[eigen] Re: SGEMM benchmark result against ATLAS

2010/8/23 Benoit Jacob <jacob.benoit.1@xxxxxxxxx>

Confirming that Eigen apparently did correctly detect my cache parameters:

std::cout << "l1: " << Eigen::l1CacheSize() << std::endl;
std::cout << "l2: " << Eigen::l2CacheSize() << std::endl;

l1: 32768
l2: 6291456

indeed I have 6 MB or L2 cache.

Benoit

2010/8/23 Benoit Jacob <jacob.benoit.1@xxxxxxxxx>

Hi,

Hearing from Keir that he saw untuned ATLAS outperform us by a 30% margin, which would be very unusual, I ran our benchBlasGemm a bit. By the way, I updated it to make it compile, which involved removing the eigen_..._normal path which didn't look useful (?), hope it's OK. Also, it was missing a extern "C" around the cblas #include.

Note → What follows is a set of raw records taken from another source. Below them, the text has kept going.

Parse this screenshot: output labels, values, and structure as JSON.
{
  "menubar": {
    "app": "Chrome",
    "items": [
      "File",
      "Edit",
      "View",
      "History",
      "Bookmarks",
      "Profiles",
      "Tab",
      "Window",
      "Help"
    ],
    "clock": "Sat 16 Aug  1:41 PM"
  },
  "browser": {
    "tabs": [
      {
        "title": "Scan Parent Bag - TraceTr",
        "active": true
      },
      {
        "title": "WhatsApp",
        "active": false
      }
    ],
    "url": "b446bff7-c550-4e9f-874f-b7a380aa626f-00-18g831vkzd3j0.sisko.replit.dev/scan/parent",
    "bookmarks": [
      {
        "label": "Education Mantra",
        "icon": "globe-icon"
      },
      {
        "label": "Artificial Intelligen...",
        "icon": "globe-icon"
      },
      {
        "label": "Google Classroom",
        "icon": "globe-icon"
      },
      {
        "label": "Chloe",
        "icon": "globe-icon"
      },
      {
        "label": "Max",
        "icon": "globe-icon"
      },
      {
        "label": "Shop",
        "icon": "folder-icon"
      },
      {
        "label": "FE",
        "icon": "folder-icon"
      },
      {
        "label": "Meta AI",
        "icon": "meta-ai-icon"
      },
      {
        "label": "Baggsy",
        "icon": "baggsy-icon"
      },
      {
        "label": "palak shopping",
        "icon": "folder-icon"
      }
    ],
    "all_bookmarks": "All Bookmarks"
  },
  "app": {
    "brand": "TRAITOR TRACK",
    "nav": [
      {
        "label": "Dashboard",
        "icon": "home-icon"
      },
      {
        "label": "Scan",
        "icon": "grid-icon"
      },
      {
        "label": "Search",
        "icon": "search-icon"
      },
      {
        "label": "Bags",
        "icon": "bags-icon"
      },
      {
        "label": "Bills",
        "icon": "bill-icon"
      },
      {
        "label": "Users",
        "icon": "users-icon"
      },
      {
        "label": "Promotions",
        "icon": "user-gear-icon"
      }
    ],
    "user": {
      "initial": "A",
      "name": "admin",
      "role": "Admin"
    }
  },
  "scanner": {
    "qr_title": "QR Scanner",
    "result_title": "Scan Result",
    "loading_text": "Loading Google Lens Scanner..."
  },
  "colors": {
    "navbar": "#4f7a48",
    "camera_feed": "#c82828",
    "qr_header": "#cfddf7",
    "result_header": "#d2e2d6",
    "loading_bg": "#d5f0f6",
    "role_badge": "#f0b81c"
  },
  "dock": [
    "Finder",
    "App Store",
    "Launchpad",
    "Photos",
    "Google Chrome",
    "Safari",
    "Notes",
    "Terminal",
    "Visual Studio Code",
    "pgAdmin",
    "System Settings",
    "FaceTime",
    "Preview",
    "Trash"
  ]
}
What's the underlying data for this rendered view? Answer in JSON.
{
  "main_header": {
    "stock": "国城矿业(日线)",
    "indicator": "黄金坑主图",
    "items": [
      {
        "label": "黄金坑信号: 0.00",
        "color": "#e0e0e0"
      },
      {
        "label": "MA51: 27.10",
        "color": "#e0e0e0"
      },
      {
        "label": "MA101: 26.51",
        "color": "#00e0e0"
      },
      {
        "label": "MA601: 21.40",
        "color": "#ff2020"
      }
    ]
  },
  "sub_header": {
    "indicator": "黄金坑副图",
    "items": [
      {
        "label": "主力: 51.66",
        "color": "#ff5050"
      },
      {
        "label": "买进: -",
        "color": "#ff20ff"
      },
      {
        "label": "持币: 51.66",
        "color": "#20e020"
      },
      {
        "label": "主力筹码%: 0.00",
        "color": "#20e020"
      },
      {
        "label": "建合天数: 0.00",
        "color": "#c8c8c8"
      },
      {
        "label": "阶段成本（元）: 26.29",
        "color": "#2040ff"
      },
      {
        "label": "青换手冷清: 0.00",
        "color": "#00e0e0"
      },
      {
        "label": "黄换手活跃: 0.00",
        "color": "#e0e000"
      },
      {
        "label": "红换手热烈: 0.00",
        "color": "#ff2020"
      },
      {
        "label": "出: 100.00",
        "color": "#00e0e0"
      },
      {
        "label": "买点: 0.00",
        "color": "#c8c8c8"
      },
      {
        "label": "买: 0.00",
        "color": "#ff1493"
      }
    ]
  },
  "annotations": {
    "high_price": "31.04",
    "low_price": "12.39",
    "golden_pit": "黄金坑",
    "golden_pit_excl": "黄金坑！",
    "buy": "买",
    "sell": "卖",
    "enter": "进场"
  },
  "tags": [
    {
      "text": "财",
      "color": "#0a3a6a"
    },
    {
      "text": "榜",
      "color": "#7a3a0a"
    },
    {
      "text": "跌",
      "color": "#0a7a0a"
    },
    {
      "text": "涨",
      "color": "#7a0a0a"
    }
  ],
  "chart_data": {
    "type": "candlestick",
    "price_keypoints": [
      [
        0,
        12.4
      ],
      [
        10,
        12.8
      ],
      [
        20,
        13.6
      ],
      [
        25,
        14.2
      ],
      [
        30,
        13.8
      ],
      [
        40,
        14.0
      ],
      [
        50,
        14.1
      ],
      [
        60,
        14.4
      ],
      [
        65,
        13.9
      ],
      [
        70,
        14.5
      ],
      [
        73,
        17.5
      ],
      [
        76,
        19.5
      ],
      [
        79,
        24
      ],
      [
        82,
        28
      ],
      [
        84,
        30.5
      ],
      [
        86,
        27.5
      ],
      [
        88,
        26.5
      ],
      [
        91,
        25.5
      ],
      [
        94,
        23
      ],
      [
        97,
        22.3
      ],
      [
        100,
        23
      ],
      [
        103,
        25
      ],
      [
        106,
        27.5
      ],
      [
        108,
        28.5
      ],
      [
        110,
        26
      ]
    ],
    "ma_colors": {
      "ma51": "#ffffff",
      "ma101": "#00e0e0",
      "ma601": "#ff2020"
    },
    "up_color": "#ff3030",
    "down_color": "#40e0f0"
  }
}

So I installed the most optimized ATLAS package that I could on Fedora, built with SSE3.

I compiled our benchmark with:

cd eigen/bench/
g++ -O3 -msse3 -I.. -L /usr/lib64/atlas/ benchBlasGemm.cpp -o benchBlasGemm -lrt -lcblas

And ran it on some 4096x4096 matrices:

[bjacob@cahouette bench]$ ./benchBlasGemm 4096
4096 x 4096 x 4096
cblas: 8.73982 (7.862 GFlops/s)
eigen : 8.9491 (7.678 GFlops/s)
[bjacob@cahouette bench]$ ./benchBlasGemm 4096
4096 x 4096 x 4096
cblas: 8.51913 (8.066 GFlops/s)
eigen : 8.42922 (8..152 GFlops/s)

So _my_ results show Eigen3 and ATLAS running at the same speed roughly, albeit with a great variability.

This is still perplexing for 2 reasons:
- we used to beat ATLAS by a wide margin.
- the roughly 8 GFlops here are not too good. My CPU is a Core i7 at 1.66 GHz. So x4 (because of float) and x2 (pipelining of addps and mulps) we should aim at 13.33 GFlops. So we are running here at only 60% of the theoretical maximum; I think we used to do much better than that.

So let me ask Gael and Keir:
* Keir: what do you get on this benchmark? How did you get this result where ATLAS outperformed us by 30%?
* Gael: suppose I want to get deeper into this, where do I start?

Cheers,
Benoit